Three Political Items To Watch

#1 Riddle me this.  If the Democrats fare well in the midterm election this won’t Republican anger really get going when they wake on up November 7th and contemplate four more years of President Obama?  Seems like low-hanging fruit could be vulnerable in places where the Rs have some leverage. So what’s an initiative that Republicans think is  federal overreach, that a lot of state officials/legislators aren’t that enthused about, and that you could undo in red states with minimal disruption and cost? I can think of one…Common Core standards and assessments!  On the other hand, if the Republicans do well in November they’re going to roll back some Obama Administration education initiatives – with Romney and Santorum the only question is by how much not whether that’s going to happen.  So what’s a big initiative they see as federal overreach and could back off of through executive action?  Oh wait, I can think of one…Common Core standards and assessments!  I’m generally in favor of the Common Core, though for reasons other than what many are expecting it to do, but the politics do seem trickier than is generally being acknowledged in the political dialogue. Common Core supporters seem to think that the opposition is just a few people with email lists, that’s a misreading of the environment out there.  So isn’t Common Core’s basic challenge to become deeply ingrained enough to survive before January 2013?  This isn’t binary btw – meaning the choice isn’t Core or no Core.  Rather the issue is whether there is some significant peel-off.

#2 It’s no secret within Virginia or outside of it that Governor Bob McDonnell would like to be Vice President come 2013. And who can blame him.  But did the lack of action on education in Virginia during the almost concluded legislative session hurt him?  Republican legislators found all kinds of time to debate a variety of social measures – including some pretty far out there provisions on women’s health that put the governor in a political vise.  But they couldn’t get it together to pass any meaningful education reform – for instance expanding school choice in a state that’s an embarrassment on an increasingly mainstream issue.  Don Soifer tries to put lipstick on a pig with regard to the pending charter law revisions but if anyone thinks it’s going to change the status quo then I’ve got some ocean view property to sell you in Virginia’s lovely Floyd County.  Meanwhile some of the other Republican  governors are getting a lot done on schools.  Why didn’t the governor go big on education? It’s a real need for the commonwealth and would have been a strong calling card, something the governor needs given the dynamics of the GOP contest and his profile.  And there is plenty that can happen absent a constitutional change with strong leadership.

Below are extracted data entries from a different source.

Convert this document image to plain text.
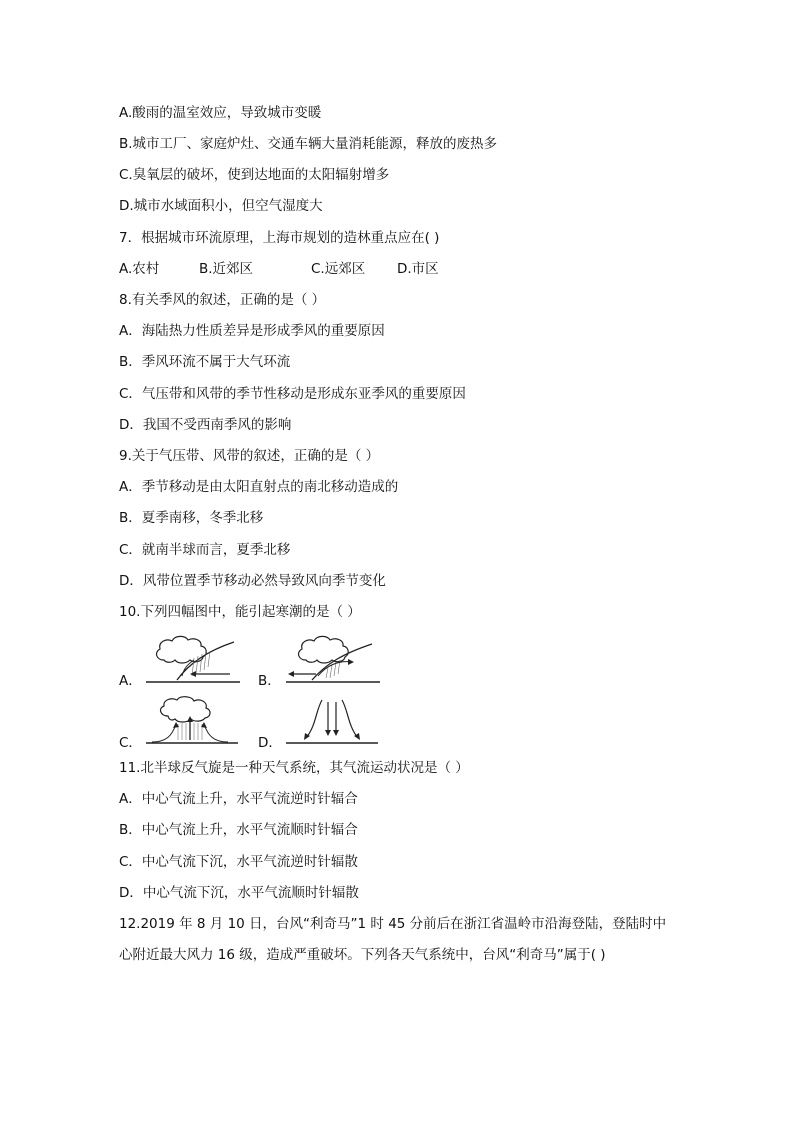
A.酸雨的温室效应，导致城市变暖
B.城市工厂、家庭炉灶、交通车辆大量消耗能源，释放的废热多
C.臭氧层的破坏，使到达地面的太阳辐射增多
D.城市水域面积小，但空气湿度大
7．根据城市环流原理，上海市规划的造林重点应在( )
A.农村	B.近郊区	C.远郊区 D.市区
8.有关季风的叙述，正确的是（ ）
A．海陆热力性质差异是形成季风的重要原因
B．季风环流不属于大气环流
C．气压带和风带的季节性移动是形成东亚季风的重要原因
D．我国不受西南季风的影响
9.关于气压带、风带的叙述，正确的是（ ）
A．季节移动是由太阳直射点的南北移动造成的
B．夏季南移，冬季北移
C．就南半球而言，夏季北移
D．风带位置季节移动必然导致风向季节变化
10.下列四幅图中，能引起寒潮的是（ ）
A．	B．
C．	D．
11.北半球反气旋是一种天气系统，其气流运动状况是（ ）
A．中心气流上升，水平气流逆时针辐合
B．中心气流上升，水平气流顺时针辐合
C．中心气流下沉，水平气流逆时针辐散
D．中心气流下沉，水平气流顺时针辐散
12.2019 年 8 月 10 日，台风“利奇马”1 时 45 分前后在浙江省温岭市沿海登陆，登陆时中
心附近最大风力 16 级，造成严重破坏。下列各天气系统中，台风“利奇马”属于( )
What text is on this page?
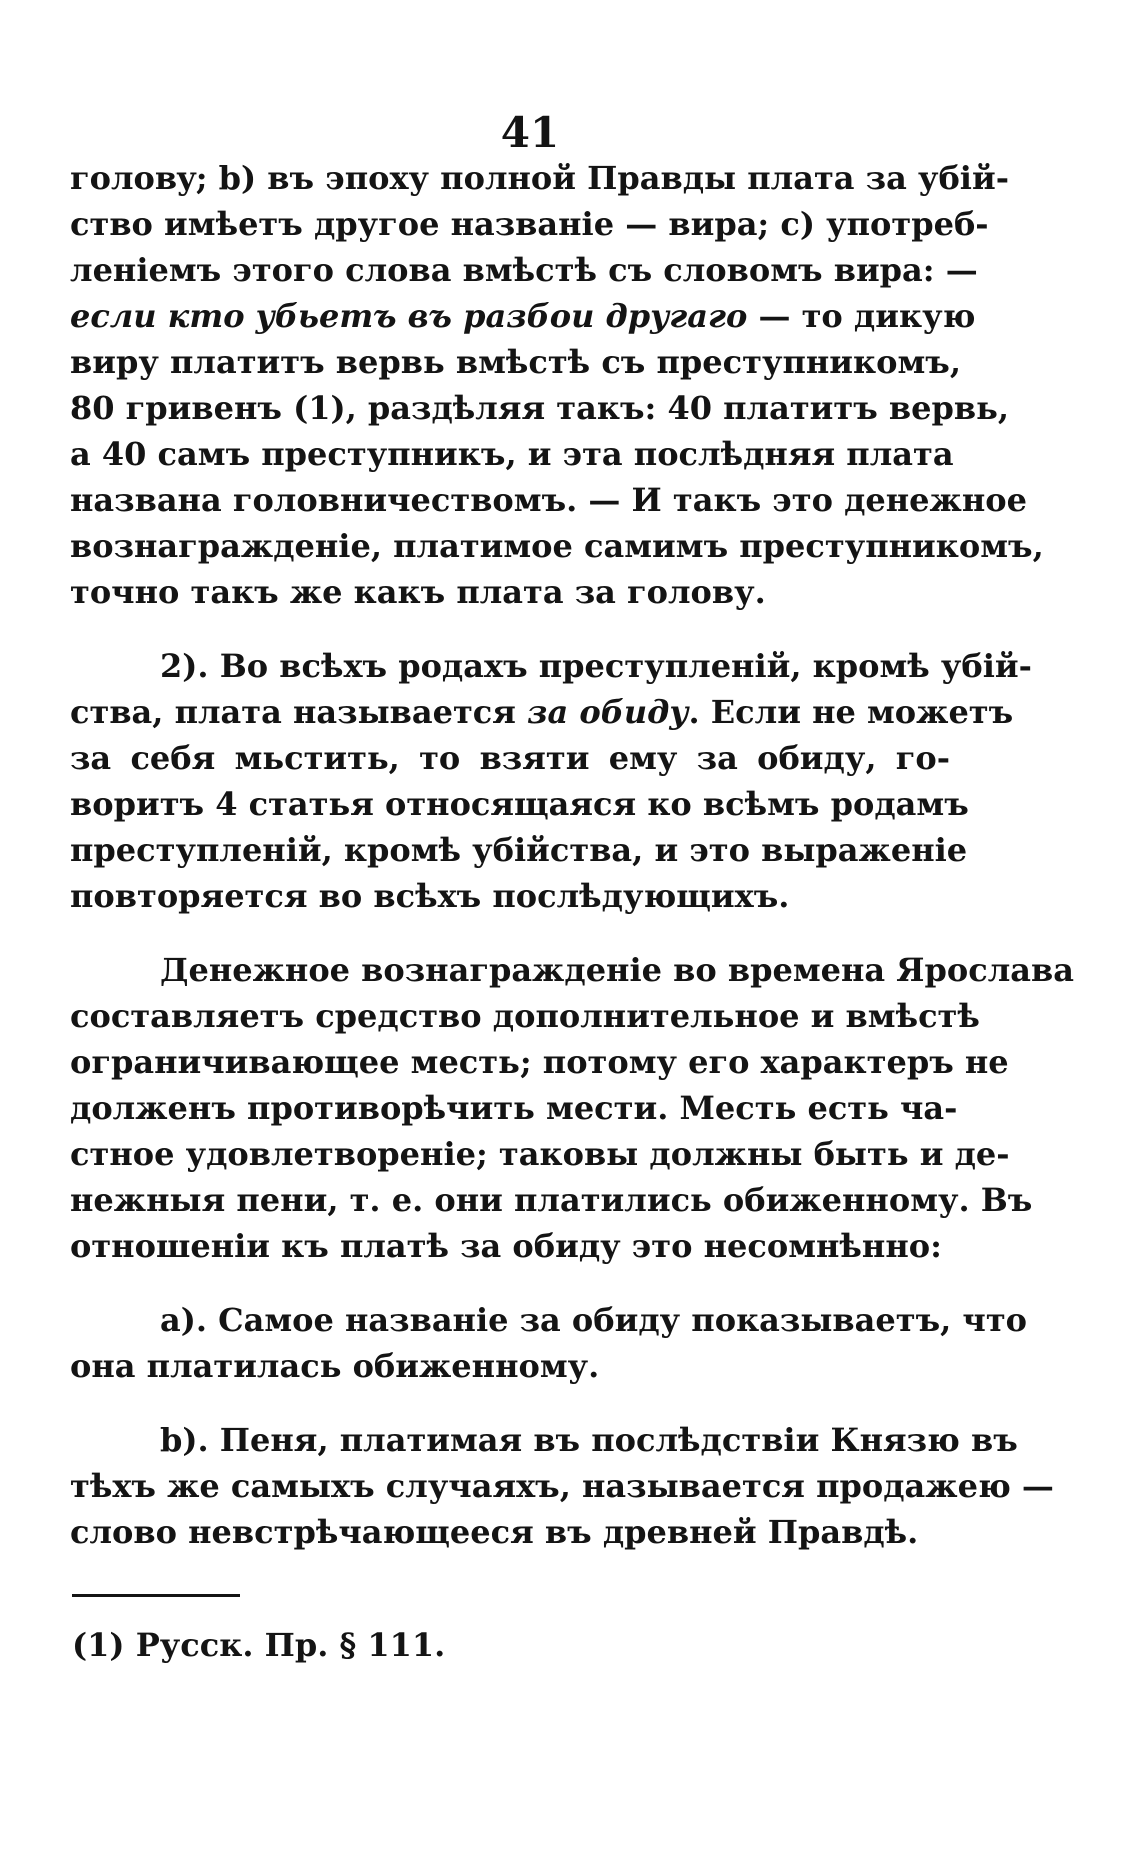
41
головy; b) въ эпоху полной Правды плата за убій-
ство имѣетъ другое названіе — вира; c) употреб-
леніемъ этого слова вмѣстѣ съ словомъ вира: —
если кто убьетъ въ разбои другаго — то дикую
виру платитъ вервь вмѣстѣ съ преступникомъ,
80 гривенъ (1), раздѣляя такъ: 40 платитъ вервь,
а 40 самъ преступникъ, и эта послѣдняя плата
названа головничествомъ. — И такъ это денежное
вознагражденіе, платимое самимъ преступникомъ,
точно такъ же какъ плата за голову.
2). Во всѣхъ родахъ преступленій, кромѣ убій-
ства, плата называется за обиду. Если не можетъ
за себя мьстить, то взяти ему за обиду, го-
воритъ 4 статья относящаяся ко всѣмъ родамъ
преступленій, кромѣ убійства, и это выраженіе
повторяется во всѣхъ послѣдующихъ.
Денежное вознагражденіе во времена Ярослава
составляетъ средство дополнительное и вмѣстѣ
ограничивающее месть; потому его характеръ не
долженъ противорѣчить мести. Месть есть ча-
стное удовлетвореніе; таковы должны быть и де-
нежныя пени, т. е. они платились обиженному. Въ
отношеніи къ платѣ за обиду это несомнѣнно:
a). Самое названіе за обиду показываетъ, что
она платилась обиженному.
b). Пеня, платимая въ послѣдствіи Князю въ
тѣхъ же самыхъ случаяхъ, называется продажею —
слово невстрѣчающееся въ древней Правдѣ.
(1) Русск. Пр. § 111.
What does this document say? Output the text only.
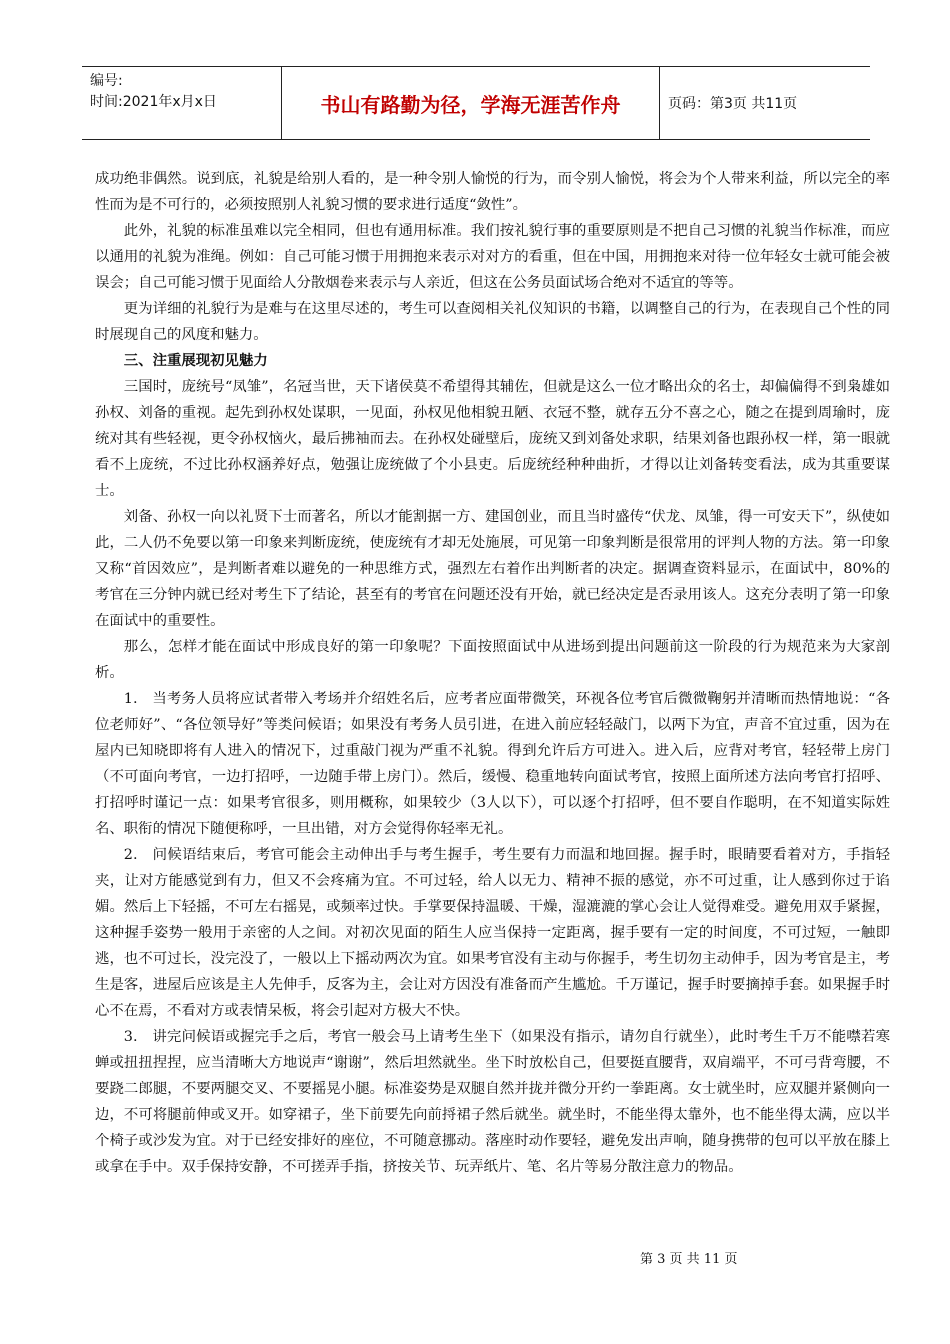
编号:
时间:2021年x月x日	书山有路勤为径，学海无涯苦作舟	页码：第3页 共11页

成功绝非偶然。说到底，礼貌是给别人看的，是一种令别人愉悦的行为，而令别人愉悦，将会为个人带来利益，所以完全的率性而为是不可行的，必须按照别人礼貌习惯的要求进行适度“敛性”。

此外，礼貌的标准虽难以完全相同，但也有通用标准。我们按礼貌行事的重要原则是不把自己习惯的礼貌当作标准，而应以通用的礼貌为准绳。例如：自己可能习惯于用拥抱来表示对对方的看重，但在中国，用拥抱来对待一位年轻女士就可能会被误会；自己可能习惯于见面给人分散烟卷来表示与人亲近，但这在公务员面试场合绝对不适宜的等等。

更为详细的礼貌行为是难与在这里尽述的，考生可以查阅相关礼仪知识的书籍，以调整自己的行为，在表现自己个性的同时展现自己的风度和魅力。

三、注重展现初见魅力

三国时，庞统号“凤雏”，名冠当世，天下诸侯莫不希望得其辅佐，但就是这么一位才略出众的名士，却偏偏得不到枭雄如孙权、刘备的重视。起先到孙权处谋职，一见面，孙权见他相貌丑陋、衣冠不整，就存五分不喜之心，随之在提到周瑜时，庞统对其有些轻视，更令孙权恼火，最后拂袖而去。在孙权处碰壁后，庞统又到刘备处求职，结果刘备也跟孙权一样，第一眼就看不上庞统，不过比孙权涵养好点，勉强让庞统做了个小县吏。后庞统经种种曲折，才得以让刘备转变看法，成为其重要谋士。

刘备、孙权一向以礼贤下士而著名，所以才能割据一方、建国创业，而且当时盛传“伏龙、凤雏，得一可安天下”，纵使如此，二人仍不免要以第一印象来判断庞统，使庞统有才却无处施展，可见第一印象判断是很常用的评判人物的方法。第一印象又称“首因效应”，是判断者难以避免的一种思维方式，强烈左右着作出判断者的决定。据调查资料显示，在面试中，80%的考官在三分钟内就已经对考生下了结论，甚至有的考官在问题还没有开始，就已经决定是否录用该人。这充分表明了第一印象在面试中的重要性。

那么，怎样才能在面试中形成良好的第一印象呢？下面按照面试中从进场到提出问题前这一阶段的行为规范来为大家剖析。

1.　当考务人员将应试者带入考场并介绍姓名后，应考者应面带微笑，环视各位考官后微微鞠躬并清晰而热情地说：“各位老师好”、“各位领导好”等类问候语；如果没有考务人员引进，在进入前应轻轻敲门，以两下为宜，声音不宜过重，因为在屋内已知晓即将有人进入的情况下，过重敲门视为严重不礼貌。得到允许后方可进入。进入后，应背对考官，轻轻带上房门（不可面向考官，一边打招呼，一边随手带上房门）。然后，缓慢、稳重地转向面试考官，按照上面所述方法向考官打招呼、打招呼时谨记一点：如果考官很多，则用概称，如果较少（3人以下），可以逐个打招呼，但不要自作聪明，在不知道实际姓名、职衔的情况下随便称呼，一旦出错，对方会觉得你轻率无礼。

2.　问候语结束后，考官可能会主动伸出手与考生握手，考生要有力而温和地回握。握手时，眼睛要看着对方，手指轻夹，让对方能感觉到有力，但又不会疼痛为宜。不可过轻，给人以无力、精神不振的感觉，亦不可过重，让人感到你过于谄媚。然后上下轻摇，不可左右摇晃，或频率过快。手掌要保持温暖、干燥，湿漉漉的掌心会让人觉得难受。避免用双手紧握，这种握手姿势一般用于亲密的人之间。对初次见面的陌生人应当保持一定距离，握手要有一定的时间度，不可过短，一触即逃，也不可过长，没完没了，一般以上下摇动两次为宜。如果考官没有主动与你握手，考生切勿主动伸手，因为考官是主，考生是客，进屋后应该是主人先伸手，反客为主，会让对方因没有准备而产生尴尬。千万谨记，握手时要摘掉手套。如果握手时心不在焉，不看对方或表情呆板，将会引起对方极大不快。

3.　讲完问候语或握完手之后，考官一般会马上请考生坐下（如果没有指示，请勿自行就坐），此时考生千万不能噤若寒蝉或扭扭捏捏，应当清晰大方地说声“谢谢”，然后坦然就坐。坐下时放松自己，但要挺直腰背，双肩端平，不可弓背弯腰，不要跷二郎腿，不要两腿交叉、不要摇晃小腿。标准姿势是双腿自然并拢并微分开约一拳距离。女士就坐时，应双腿并紧侧向一边，不可将腿前伸或叉开。如穿裙子，坐下前要先向前捋裙子然后就坐。就坐时，不能坐得太靠外，也不能坐得太满，应以半个椅子或沙发为宜。对于已经安排好的座位，不可随意挪动。落座时动作要轻，避免发出声响，随身携带的包可以平放在膝上或拿在手中。双手保持安静，不可搓弄手指，挤按关节、玩弄纸片、笔、名片等易分散注意力的物品。

第 3 页 共 11 页
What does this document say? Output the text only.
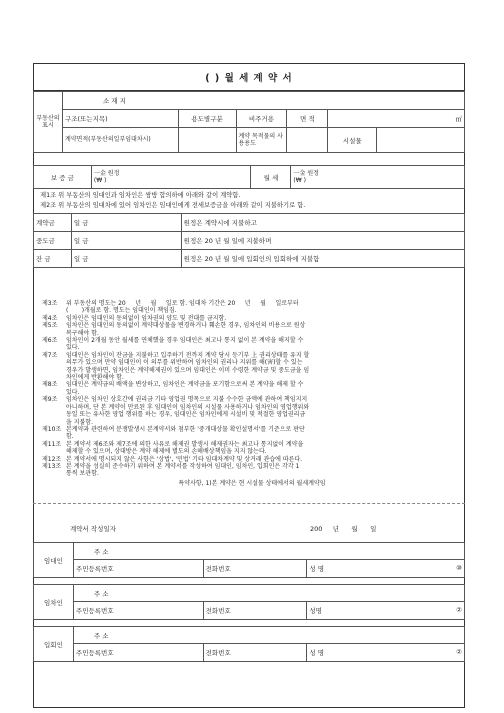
( ) 월 세 계 약 서
부동산의 표시	소 재 지					
	구조(또는지목)	용도별구분	비주거용	면 적	㎡	
	계약면적(부동산의일부임대차시)		계약 목적물의 사용용도		시설물	
보 증 금	
一金 원정
(₩ )	월 세	
一金 원정
(₩ )
제1조 위 부동산의 임대인과 임차인은 쌍방 합의하에 아래와 같이 계약함.
제2조 위 부동산의 임대차에 있어 임차인은 임대인에게 전세보증금을 아래와 같이 지불하기로 함.
계약금	일 금	원정은 계약시에 지불하고
중도금	일 금	원정은 20 년 월 일에 지불하며
잔 금	일 금	원정은 20 년 월 일에 입회인의 입회하에 지불함
제3조	위 부동산의 명도는 20     년     월     일로 함. 임대차 기간은 20     년     월     일로부터
(       )개월로 함. 명도는 임대인이 책임짐.
제4조	임차인은 임대인의 동의없이 임차권의 양도 및 전대를 금지함.
제5조	임차인은 임대인의 동의없이 계약대상물을 변경하거나 훼손한 경우, 임차인의 비용으로 원상
복구해야 함.
제6조	임차인이 2개월 동안 월세를 연체했을 경우 임대인은 최고나 통지 없이 본 계약을 해지할 수
있다.
제7조	임대인은 임차인이 잔금을 지불하고 입주하기 전까지 계약 당시 등기부 上 권리상태를 유지 할
의무가 있으며 만약 임대인이 이 의무를 위반하여 임차인의 권리나 지위를 해(害)할 수 있는
경우가 발생하면, 임차인은 계약해제권이 있으며 임대인은 이미 수령한 계약금 및 중도금을 임
차인에게 반환해야 함.
제8조	임대인은 계약금의 배액을 변상하고, 임차인은 계약금을 포기함으로써 본 계약을 해제 할 수
있다.
제9조	임차인은 임차인 상호간에 권리금 기타 영업권 명목으로 지불 수수한 금액에 관하여 책임지지
아니하며, 단 본 계약이 만료된 후 임대인이 임차인의 시설물 사용하거나 임차인의 영업행위와
동일 또는 유사한 영업 행위를 하는 경우, 임대인은 임차인에게 시설비 및 적절한 영업권리금
을 지불함.
제10조 본계약과 관련하여 분쟁발생시 본계약서와 첨부한 '중개대상물 확인설명서'를 기준으로 판단
함.
제11조 본 계약서 제6조와 제7조에 의한 사유로 해제권 발생시 해제권자는 최고나 통지없이 계약을
해제할 수 있으며, 상대방은 계약 해제에 별도의 손해배상책임을 지지 않는다.
제12조 본 계약서에 명시되지 않은 사항은 '상법', '민법' 기타 임대차계약 및 상거래 관습에 따른다.
제13조 본 계약을 성실히 준수하기 위하여 본 계약서를 작성하여 임대인, 임차인, 입회인은 각각 1
통씩 보관함.
특약사항, 1)본 계약은 현 시설물 상태에서의 월세계약임
계약서 작성일자	200     년      월      일
임대인	주 소		
	주민등록번호	전화번호	성 명 ⑩

임차인	주 소		
	주민등록번호	전화번호	성명 ②

입회인	주 소		
	주민등록번호	전화번호	성 명 ②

#3 Speaking of vises (with an ‘s’ not the more fun ‘c’ kind).  Seems like the ground is starting to shift under the teachers unions some. Some of their leaders are trying to respond to the pressure for reform by striking some deals and trying to move things forward and are now increasingly attacked from both sides – for being insufficiently reformist and being too pro-reform.  It’s an old story in certain instances (see how to win a local teachers union election 101) but seems to be becoming more widespread.  Big signal: When the leader of New York’s state teachers’ organization has to push back on Washington Post reporter/propagandist Valerie Strauss because of a bunch of misinformation about a deal he was party to it’s a sign that the alignment is shifting. And more teachers union leaders are starting to discuss the challenges of being significantly cross-pressured. Or it’s a sign that things are going to get crazier and more contentious? Or both? Also speaking of NY and teacher eval, good overview of situation there via Andrew Ujifusa.

One Reply to “Three Political Items To Watch”

  1. Highlight of the EdWeek article:
    One district has shown recently that even when union and district leaders strike a deal on evaluations, there is no guarantee that state officials will smile on it.
    In early March, state education officials rejected a plan from the Buffalo school system and union officials to exclude the scores of chronically absent students from evaluations, the Buffalo News reported last week. Subsequently, the newspaper reported, the teachers rejected a request from the Buffalo school board to drop the provision that excludes results from chronically absent students.